Agent-Autonomous Trading
If the model of Griffain and Neur still has human users as the main body of DeFi, then Agent-autonomous trading makes AI the main body of DeFi. Unlike past trading bots that were limited to executing pre-set trading strategies, AI Agents can obtain real-time information from the market environment, perform contextual analysis, learn market trends, and adjust strategies based on these data.
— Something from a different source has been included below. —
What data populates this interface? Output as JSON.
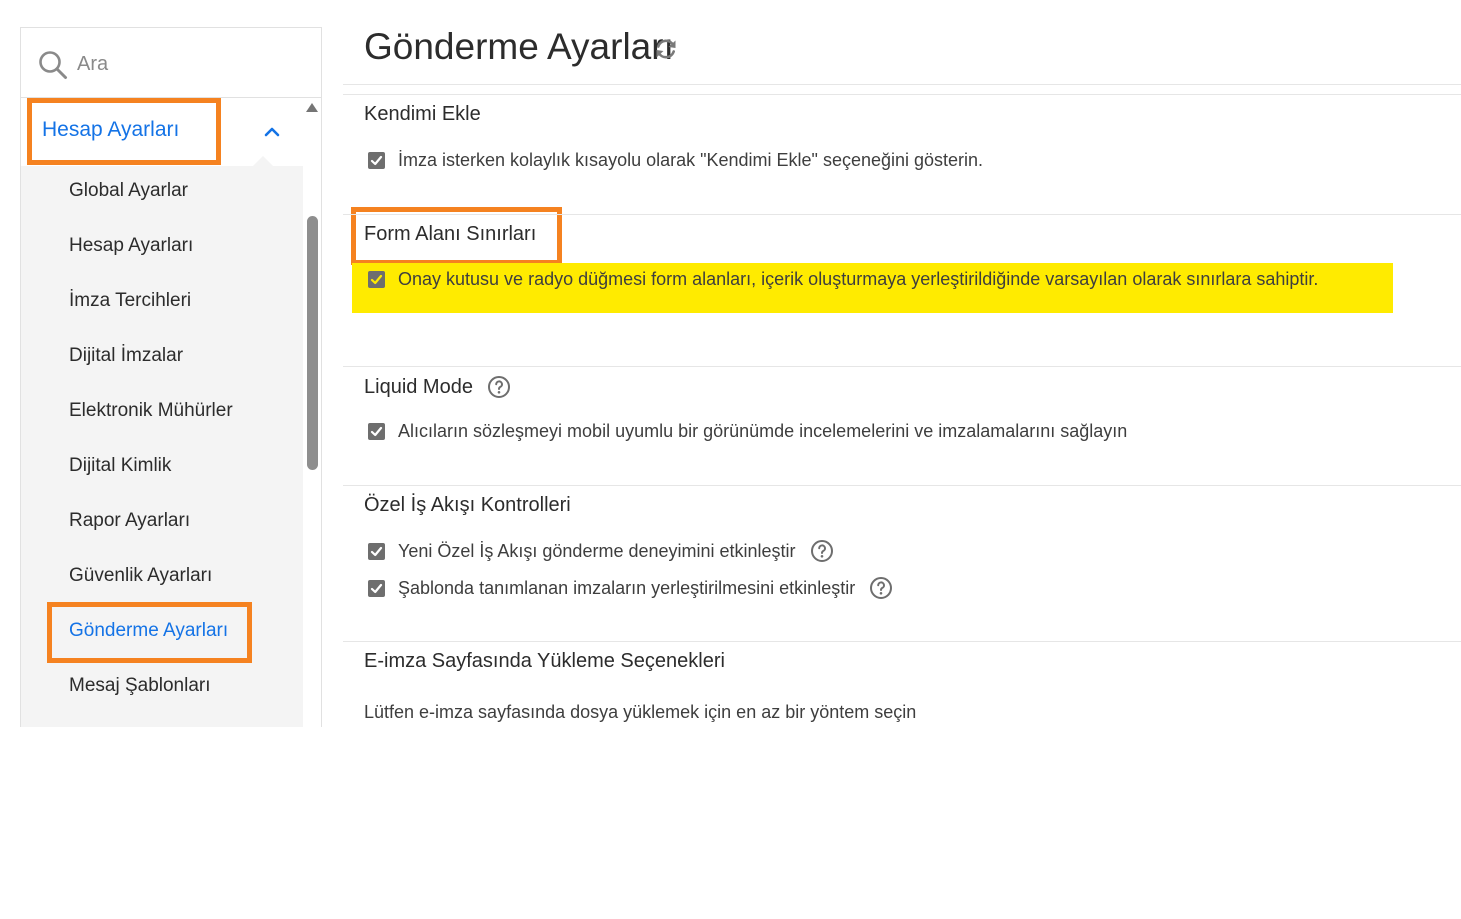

This allows Agents to make more accurate decisions and execute complex operations beyond the original program settings in a dynamic changing market. Relevant projects include Cod3x, Almanak, and others, but this field is still in the early stages of development and these projects need to be tested by the market. Undoubtedly, the biggest obstacle to Agent-autonomous trading is the trust issue, one is to trust that the relevant operations are indeed executed by the Agent, and the other is to trust that the Agent's trading strategy will not lead to unnecessary losses. In the future, projects that want to make a difference must solve these trust issues.
After months of development, AI Agents in the crypto field have gone through several stages, from pure meme to entertainment applications, and then to practical applications. In fact, crypto practitioners have never stopped exploring the possibilities of Crypto x AI, and CGV Research has been continuously following the progress of projects in the Crypto x AI track since 2023.
In the future, as the infrastructure continues to mature, Agent systems will become more intelligent and stable, and anyone can easily deploy and use Agents through natural language. At that time, the Agent framework will become a basic infrastructure, and various other applications will be built based on these frameworks. The valuation of the Agent framework is expected to continue to break through, and some Agent application projects may further capture market attention and investment value due to their outstanding business capabilities and user experience.